An uneasy thought twisted through my gut. “What if it’s what Ion did to me?”
“Did you manage to pry that out of him?”
“Sort of. He . . . uh . . . made me drink his dreams. It wasn’t supposed to turn him human . . . he was trying to reverse what we did before. He was trying to pull me into the Dreaming and out of Faerie.”
The succubus swore under her breath. “Idiot. You
can’t do shit like that.” She swept up to me as I let the shield fall away, her fingers digging into my hair for the bells. “I knew there was more to these than a souvenir . . .” Her dark eyes bore into mine. “Whatever you do, do not lose them. You hold his life in your hair here . . . and quite possibly the only way to turn him back.”
“Balls on a string,” I muttered, and she snorted.
“To put it bluntly, yes. It’s like the essence of who he really is was trapped in them.” A sigh escaped her. “Do you remember anything of what I taught you before?”
“Yeah. Ion showed me what the whole Dreaming looked like the last time I saw him here.” And he had. The incubus had stripped away he illusory safety of my Dreaming Heart, revealing it as a single point in what I could only describe as some sort of metaphysical universe . . . each Dreaming Heart a sparkling solitary star in the darkness of the unconscious mind.
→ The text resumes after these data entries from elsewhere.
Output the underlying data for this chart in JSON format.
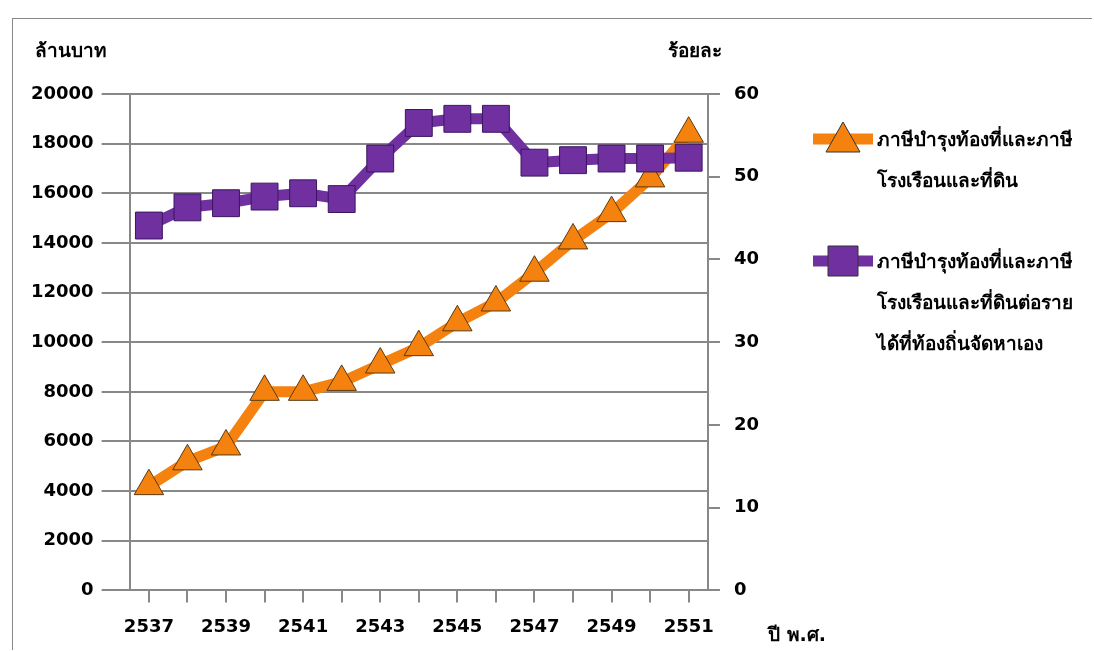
{
  "chart_data": {
    "type": "line",
    "xlabel": "ปี พ.ศ.",
    "ylabel": "ล้านบาท",
    "y2label": "ร้อยละ",
    "categories": [
      "2537",
      null,
      "2539",
      null,
      "2541",
      null,
      "2543",
      null,
      "2545",
      null,
      "2547",
      null,
      "2549",
      null,
      "2551"
    ],
    "series": [
      {
        "name": "ภาษีบำรุงท้องที่และภาษีโรงเรือนและที่ดิน",
        "color": "#f5820f",
        "marker": "triangle",
        "values": [
          4200,
          5200,
          5800,
          8000,
          8000,
          8400,
          9100,
          9800,
          10800,
          11600,
          12800,
          14100,
          15200,
          16600,
          18400
        ]
      },
      {
        "name": "ภาษีบำรุงท้องที่และภาษีโรงเรือนและที่ดินต่อรายได้ที่ท้องถิ่นจัดหาเอง",
        "color": "#7030a0",
        "marker": "square",
        "axis": "y2",
        "values": [
          44.1,
          46.3,
          46.8,
          47.6,
          48.0,
          47.3,
          52.2,
          56.5,
          57.0,
          57.0,
          51.7,
          52.0,
          52.2,
          52.2,
          52.3
        ]
      }
    ],
    "ylim": [
      0,
      20000
    ],
    "yticks": [
      0,
      2000,
      4000,
      6000,
      8000,
      10000,
      12000,
      14000,
      16000,
      18000,
      20000
    ],
    "y2lim": [
      0,
      60
    ],
    "y2ticks": [
      0,
      10,
      20,
      30,
      40,
      50,
      60
    ],
    "grid": "y",
    "legend": "right",
    "line_style": "solid"
  }
}
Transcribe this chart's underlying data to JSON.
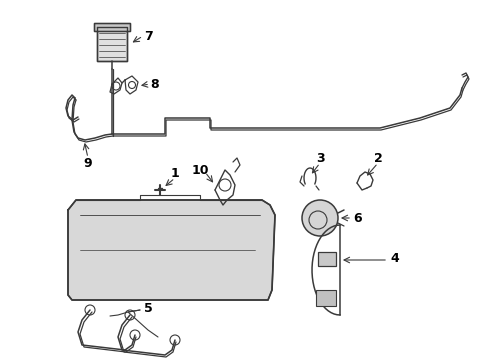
{
  "bg_color": "#ffffff",
  "lc": "#3a3a3a",
  "label_color": "#000000",
  "figsize": [
    4.9,
    3.6
  ],
  "dpi": 100,
  "xlim": [
    0,
    490
  ],
  "ylim": [
    360,
    0
  ]
}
Sonja had told me that a DreamWalker could move between them. Not everyone’s, of course—but between those to whom the Dreamer had a connection. Friends. Family. TouchStones. And quite possibly enemies. What mattered was the strength of the emotional connection between them.
And Melanie was the sister of my heart.
“All right, then. You’re going to need to feel this out a bit, but once we step outside the gate, I want you to put your shields back. I’m going to lead you to the very edges of your Heart. I want you to concentrate on your feelings for Melanie. Your best memories. That sort of thing. If I can get you turned in the right direction, you’ll vibrate like a string. We get that, we can follow the path to where she is.”
“And if there’s nothing?” I hated to ask it.
“We’ll cross that bridge when we come to it.” Her mouth twitched into a soft smile. “Let’s keep that upper lip stiff, shall we?” She linked her arm through mine and together we slipped past the gate.
I shut it carefully. No sense in letting something else inside while I was gone. Sucking in a deep breath, I pushed out again, the light of my shield illuminating the cobblestoned path before us.
Sonja made a curt nod and abruptly the gate faded away, along with the remains of my Dreaming Heart. Once again, I was plunged into darkness and shadow. In the distance I glimpsed the silhouettes of my sharks, but there was something far less sinister about them.